Abstract Tumor-specific CD8 T cells in progressive solid tumors express inhibitory receptors and fail to proliferate and produce effector cytokines. Using a mouse model (ASTxCre-ERT2) in which tamoxifen (TAM) treatment induces an oncogenic driver neoantigen, SV40 large T antigen (Tag) in hepatocytes, we previously showed that tumor-specific CD8 T cells (TCRSV40-I) become unresponsive quite early during the pre-/early malignant phase. While the dysfunctional state is initially plastic, TCRSV40-I cells soon enter a fixed dysfunctional state with the phenotypic, functional, and molecular hallmarks of T cells from late-stage human tumors. To define the epigenetic programs associated with plasticity and imprinting of tumor-specific T cell dysfunction, we used the “Assay for Transposase-Accessible Chromatin using Sequencing” (ATAC-Seq) to map chromatin accessibility in TCRSV40-I cells isolated from pre/early malignant lesions as well as in TCRSV40-I differentiating to the normal effector and memory states. Chromatin accessibility changes underlying TCRSV40-I activation and differentiation in pre-malignant lesions diverged from that in normal differentiation, and we observed 2 distinct chromatin accessibility patterns in dysfunctional TCRSV40-I correlating with the plastic and fixed dysfunctional states.
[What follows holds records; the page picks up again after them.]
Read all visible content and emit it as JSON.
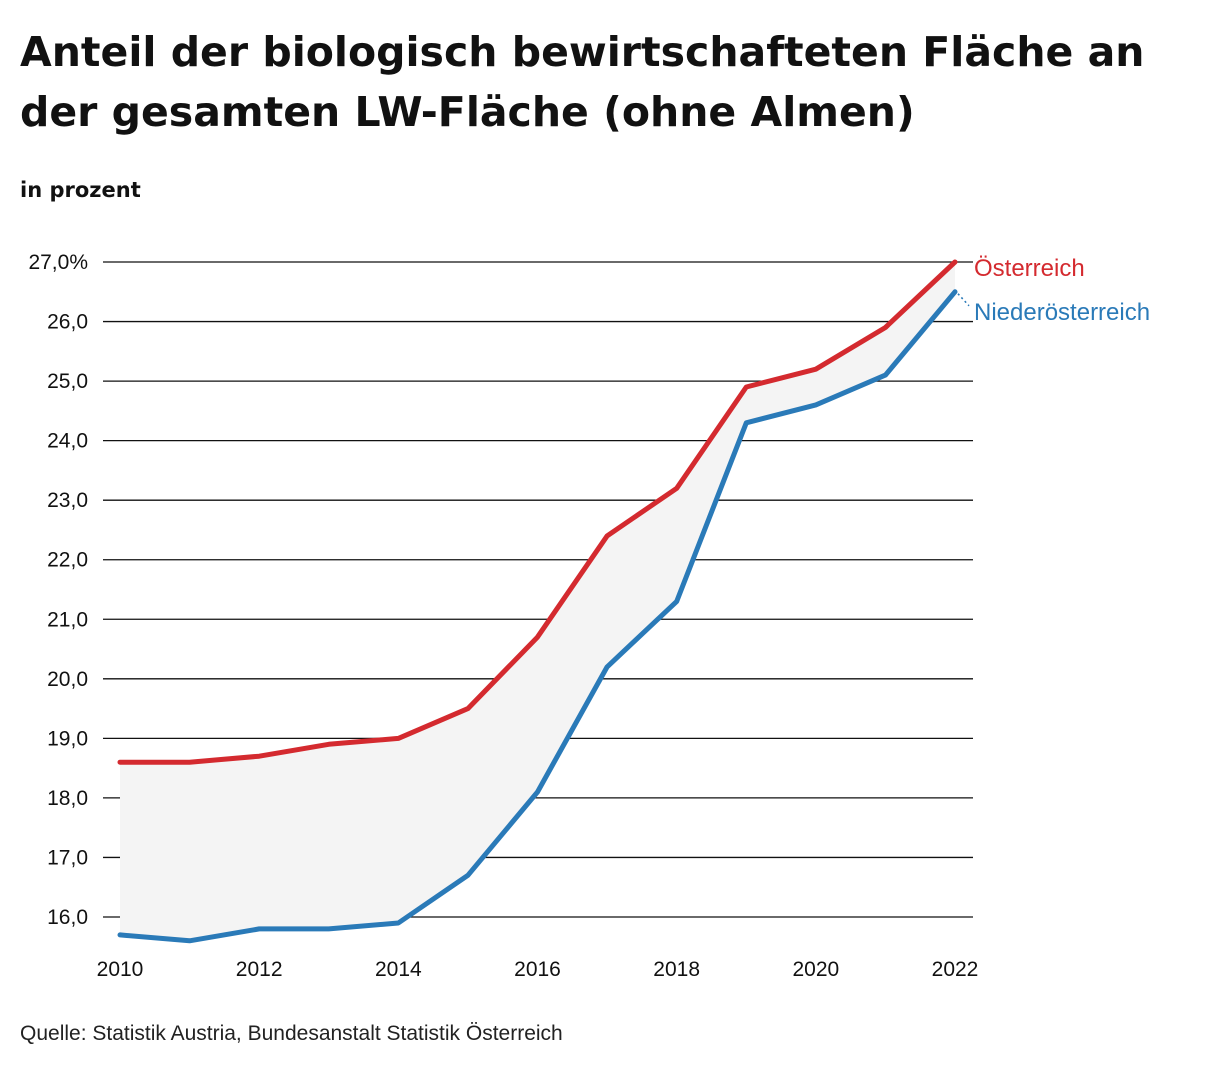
{
  "chart_data": {
    "type": "line",
    "title": "Anteil der biologisch bewirtschafteten Fläche an der gesamten LW-Fläche (ohne Almen)",
    "subtitle": "in prozent",
    "source": "Quelle: Statistik Austria, Bundesanstalt Statistik Österreich",
    "x": [
      2010,
      2011,
      2012,
      2013,
      2014,
      2015,
      2016,
      2017,
      2018,
      2019,
      2020,
      2021,
      2022
    ],
    "x_tick_labels": [
      "2010",
      "2012",
      "2014",
      "2016",
      "2018",
      "2020",
      "2022"
    ],
    "y_tick_values": [
      16,
      17,
      18,
      19,
      20,
      21,
      22,
      23,
      24,
      25,
      26,
      27
    ],
    "y_tick_labels": [
      "16,0",
      "17,0",
      "18,0",
      "19,0",
      "20,0",
      "21,0",
      "22,0",
      "23,0",
      "24,0",
      "25,0",
      "26,0",
      "27,0%"
    ],
    "ylim": [
      15.6,
      27.0
    ],
    "grid": true,
    "series": [
      {
        "name": "Österreich",
        "color": "#d42a2f",
        "values": [
          18.6,
          18.6,
          18.7,
          18.9,
          19.0,
          19.5,
          20.7,
          22.4,
          23.2,
          24.9,
          25.2,
          25.9,
          27.0
        ]
      },
      {
        "name": "Niederösterreich",
        "color": "#2a7ab8",
        "values": [
          15.7,
          15.6,
          15.8,
          15.8,
          15.9,
          16.7,
          18.1,
          20.2,
          21.3,
          24.3,
          24.6,
          25.1,
          26.5
        ]
      }
    ],
    "band_fill": "#f4f4f4"
  }
}
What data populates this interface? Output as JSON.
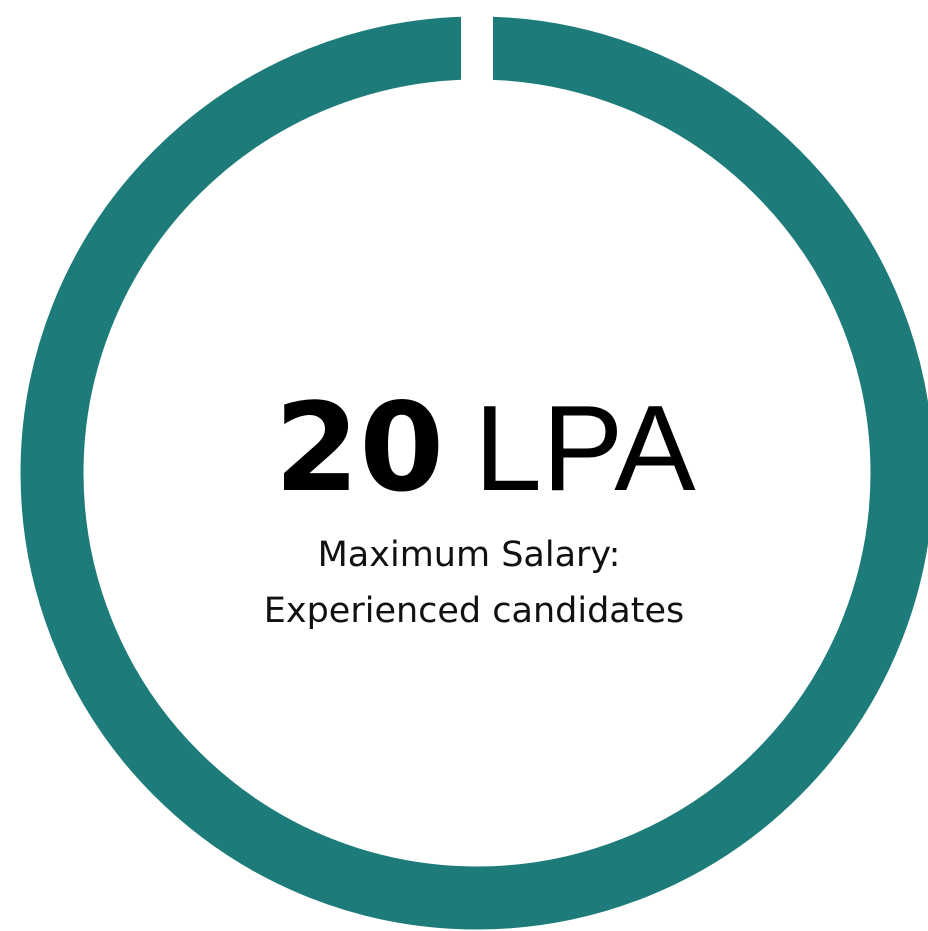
{
  "headline": {
    "number": "20",
    "unit": "LPA"
  },
  "caption": [
    "Maximum Salary:",
    "Experienced candidates"
  ]
}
Surprisingly, memory TCRSV40-I transferred into mice with late-stage established Tag-expressing hepatocellular carcinomas displayed these same 2 chromatin accessibility profiles, thus regardless of the initial CD8 T cell epigenetic state, epigenetic remodeling drives tumor-specific T cell differentiation to the dysfunctional state in both pre-malignant lesions and late established solid tumors.